A lawmaker, Mohammad Saleh Jokar, a member of the National Security and Foreign Policy Committee of Iran’s parliament, also said the US aircraft had trespassed.

“Early last week, a US drone which had violated Iran’s airspace received a decisive response by the armed forces that were stationed in the region,’’ he said in a Friday interview with the Young Journalist Club, an Iranian semiofficial news agency.

Jokar said the drone had been on a spying mission.

“The US drone entered our country’s airspace with an aim to gather information because there is no other justification,’’ he said.

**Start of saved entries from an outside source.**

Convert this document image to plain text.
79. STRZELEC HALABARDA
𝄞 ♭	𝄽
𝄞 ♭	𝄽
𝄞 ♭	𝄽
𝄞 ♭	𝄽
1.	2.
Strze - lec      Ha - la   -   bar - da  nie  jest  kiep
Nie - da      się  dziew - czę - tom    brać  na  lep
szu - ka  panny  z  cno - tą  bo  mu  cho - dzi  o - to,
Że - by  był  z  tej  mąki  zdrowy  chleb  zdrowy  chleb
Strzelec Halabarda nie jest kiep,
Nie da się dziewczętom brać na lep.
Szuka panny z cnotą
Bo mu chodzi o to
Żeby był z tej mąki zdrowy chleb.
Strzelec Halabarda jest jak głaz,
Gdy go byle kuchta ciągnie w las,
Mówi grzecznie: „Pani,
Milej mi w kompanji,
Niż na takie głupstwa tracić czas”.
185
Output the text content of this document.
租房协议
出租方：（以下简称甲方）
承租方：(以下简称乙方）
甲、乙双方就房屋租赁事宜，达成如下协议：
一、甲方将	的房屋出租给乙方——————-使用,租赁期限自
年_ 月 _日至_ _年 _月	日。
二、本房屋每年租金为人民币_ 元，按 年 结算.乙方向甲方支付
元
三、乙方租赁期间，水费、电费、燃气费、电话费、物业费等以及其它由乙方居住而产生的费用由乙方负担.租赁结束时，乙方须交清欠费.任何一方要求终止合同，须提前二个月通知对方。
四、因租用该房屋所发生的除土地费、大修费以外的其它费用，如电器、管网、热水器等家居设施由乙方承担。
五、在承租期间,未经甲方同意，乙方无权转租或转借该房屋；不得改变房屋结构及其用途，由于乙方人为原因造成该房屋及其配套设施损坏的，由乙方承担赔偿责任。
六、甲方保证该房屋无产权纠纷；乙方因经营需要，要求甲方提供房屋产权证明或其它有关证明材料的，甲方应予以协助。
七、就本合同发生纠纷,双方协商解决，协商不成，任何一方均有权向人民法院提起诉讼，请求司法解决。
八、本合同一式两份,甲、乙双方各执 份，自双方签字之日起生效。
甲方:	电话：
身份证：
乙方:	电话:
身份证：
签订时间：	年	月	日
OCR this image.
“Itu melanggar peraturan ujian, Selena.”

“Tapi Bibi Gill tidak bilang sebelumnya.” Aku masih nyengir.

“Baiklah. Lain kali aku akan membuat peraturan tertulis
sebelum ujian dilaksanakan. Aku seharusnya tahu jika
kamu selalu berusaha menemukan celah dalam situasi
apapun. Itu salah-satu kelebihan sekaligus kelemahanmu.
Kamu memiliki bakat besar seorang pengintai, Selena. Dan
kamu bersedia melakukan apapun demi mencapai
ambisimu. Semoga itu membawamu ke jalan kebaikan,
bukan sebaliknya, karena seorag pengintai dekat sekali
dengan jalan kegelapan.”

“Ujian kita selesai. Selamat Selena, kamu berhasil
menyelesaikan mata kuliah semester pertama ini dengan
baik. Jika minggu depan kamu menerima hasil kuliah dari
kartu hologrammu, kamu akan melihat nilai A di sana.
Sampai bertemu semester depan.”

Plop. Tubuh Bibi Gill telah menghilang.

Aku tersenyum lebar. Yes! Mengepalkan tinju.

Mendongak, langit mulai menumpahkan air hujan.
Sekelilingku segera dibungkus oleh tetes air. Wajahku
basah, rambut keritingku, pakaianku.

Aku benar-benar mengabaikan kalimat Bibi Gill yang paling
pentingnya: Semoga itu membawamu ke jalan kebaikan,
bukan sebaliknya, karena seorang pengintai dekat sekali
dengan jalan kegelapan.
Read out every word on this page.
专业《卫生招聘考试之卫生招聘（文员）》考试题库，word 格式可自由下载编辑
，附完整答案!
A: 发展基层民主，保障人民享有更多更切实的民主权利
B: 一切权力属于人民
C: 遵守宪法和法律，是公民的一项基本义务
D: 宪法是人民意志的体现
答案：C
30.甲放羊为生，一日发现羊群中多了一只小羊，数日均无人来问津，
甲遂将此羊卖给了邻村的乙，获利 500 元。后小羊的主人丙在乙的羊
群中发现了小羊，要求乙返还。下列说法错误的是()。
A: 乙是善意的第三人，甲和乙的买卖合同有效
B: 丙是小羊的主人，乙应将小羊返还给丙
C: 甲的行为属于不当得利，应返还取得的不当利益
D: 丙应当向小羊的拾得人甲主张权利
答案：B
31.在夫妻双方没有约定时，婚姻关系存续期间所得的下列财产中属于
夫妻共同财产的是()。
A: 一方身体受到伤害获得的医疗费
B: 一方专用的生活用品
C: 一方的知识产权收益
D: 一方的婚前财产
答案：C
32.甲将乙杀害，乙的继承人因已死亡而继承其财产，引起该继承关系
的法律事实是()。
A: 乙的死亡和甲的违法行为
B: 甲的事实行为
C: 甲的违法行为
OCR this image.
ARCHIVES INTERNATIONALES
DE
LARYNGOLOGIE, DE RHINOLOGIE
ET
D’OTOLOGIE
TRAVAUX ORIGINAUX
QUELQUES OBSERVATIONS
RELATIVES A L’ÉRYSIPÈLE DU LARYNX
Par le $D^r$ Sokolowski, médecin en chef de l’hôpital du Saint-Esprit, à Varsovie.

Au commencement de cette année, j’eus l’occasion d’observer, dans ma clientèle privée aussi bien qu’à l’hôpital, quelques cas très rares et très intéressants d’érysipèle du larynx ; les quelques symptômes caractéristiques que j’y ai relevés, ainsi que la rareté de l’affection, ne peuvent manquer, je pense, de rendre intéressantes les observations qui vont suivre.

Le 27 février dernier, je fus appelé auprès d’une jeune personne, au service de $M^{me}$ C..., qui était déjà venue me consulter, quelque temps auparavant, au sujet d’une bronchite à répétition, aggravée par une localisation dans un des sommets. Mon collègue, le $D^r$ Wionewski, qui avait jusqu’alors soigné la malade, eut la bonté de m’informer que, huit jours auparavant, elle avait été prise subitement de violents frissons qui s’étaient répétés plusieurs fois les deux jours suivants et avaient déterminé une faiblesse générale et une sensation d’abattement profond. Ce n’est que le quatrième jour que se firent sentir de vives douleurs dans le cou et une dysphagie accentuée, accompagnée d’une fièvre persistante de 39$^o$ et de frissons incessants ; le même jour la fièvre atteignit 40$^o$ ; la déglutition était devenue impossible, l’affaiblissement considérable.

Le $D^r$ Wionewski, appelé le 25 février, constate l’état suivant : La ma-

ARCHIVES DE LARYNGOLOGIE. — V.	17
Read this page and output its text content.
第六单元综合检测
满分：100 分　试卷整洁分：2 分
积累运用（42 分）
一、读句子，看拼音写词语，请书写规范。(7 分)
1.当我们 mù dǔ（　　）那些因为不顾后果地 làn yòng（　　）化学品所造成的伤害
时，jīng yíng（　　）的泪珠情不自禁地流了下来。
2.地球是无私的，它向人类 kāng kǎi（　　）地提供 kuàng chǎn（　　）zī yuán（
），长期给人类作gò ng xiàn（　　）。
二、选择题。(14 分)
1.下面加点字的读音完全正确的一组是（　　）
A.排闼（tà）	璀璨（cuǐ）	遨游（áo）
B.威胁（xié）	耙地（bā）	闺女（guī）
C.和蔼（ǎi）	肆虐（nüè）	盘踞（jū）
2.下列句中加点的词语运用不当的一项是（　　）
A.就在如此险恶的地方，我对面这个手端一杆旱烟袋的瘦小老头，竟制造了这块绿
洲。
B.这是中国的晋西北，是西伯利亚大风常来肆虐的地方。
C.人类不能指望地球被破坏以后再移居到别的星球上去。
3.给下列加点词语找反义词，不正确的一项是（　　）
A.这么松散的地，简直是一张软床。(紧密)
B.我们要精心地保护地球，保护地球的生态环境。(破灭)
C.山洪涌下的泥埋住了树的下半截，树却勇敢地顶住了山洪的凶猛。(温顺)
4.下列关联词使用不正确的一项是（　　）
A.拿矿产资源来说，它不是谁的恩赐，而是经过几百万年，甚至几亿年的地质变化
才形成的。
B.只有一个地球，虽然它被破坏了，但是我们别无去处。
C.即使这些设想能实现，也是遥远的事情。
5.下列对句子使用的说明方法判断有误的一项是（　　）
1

The Predator’s sensor technology is so sophisticated that it could have monitored activities in Iran from the distance cited by the Pentagon officials in their account.


The Iranian firing on the aircraft was legal, Jokar said.

“Any violation against Iran’s airspace, territorial waters, and land will receive a strong response by the Islamic Republic of Iran.’’ he said.

A possible confrontation in the heavily militarized Persian Gulf could present new obstacles in efforts to resolve the dispute over Iran’s nuclear program, the most intractable issue in Iran’s difficult relations with the West.

But in what appeared to be a sign of progress, the International Atomic Energy Agency announced Friday that it was resuming negotiations with Iran regarding inspector access to sensitive Iranian sites, aimed at resolving questions about whether Iran had engaged in nuclear weapons development work.

The agency, the nuclear monitoring arm of the United Nations, said in an announcement that it was sending negotiators to Tehran on Dec. 13, the first such meeting since August. An agency spokeswoman, Gill Tudor, said in an e-mail to news agencies that the purpose of the talks was ‘‘to conclude the structured approach to resolving outstanding issues related to Iran’s nuclear program.’’

Inspectors from the agency have been insisting on the right to an unrestricted visit to Parchin, an Iranian military site near Tehran where, the inspectors suspect, research work in nuclear weapons triggers may have been carried out.

Iran has repeatedly denied its nuclear work is aimed at producing a weapon but has rejected the agency’s requests to visit Parchin or other sites that the Iranians deem classified. Commercial satellite imagery earlier this year suggested the Iranians were seeking to clean up the Parchin site, which further raised suspicions among the nuclear agency officials.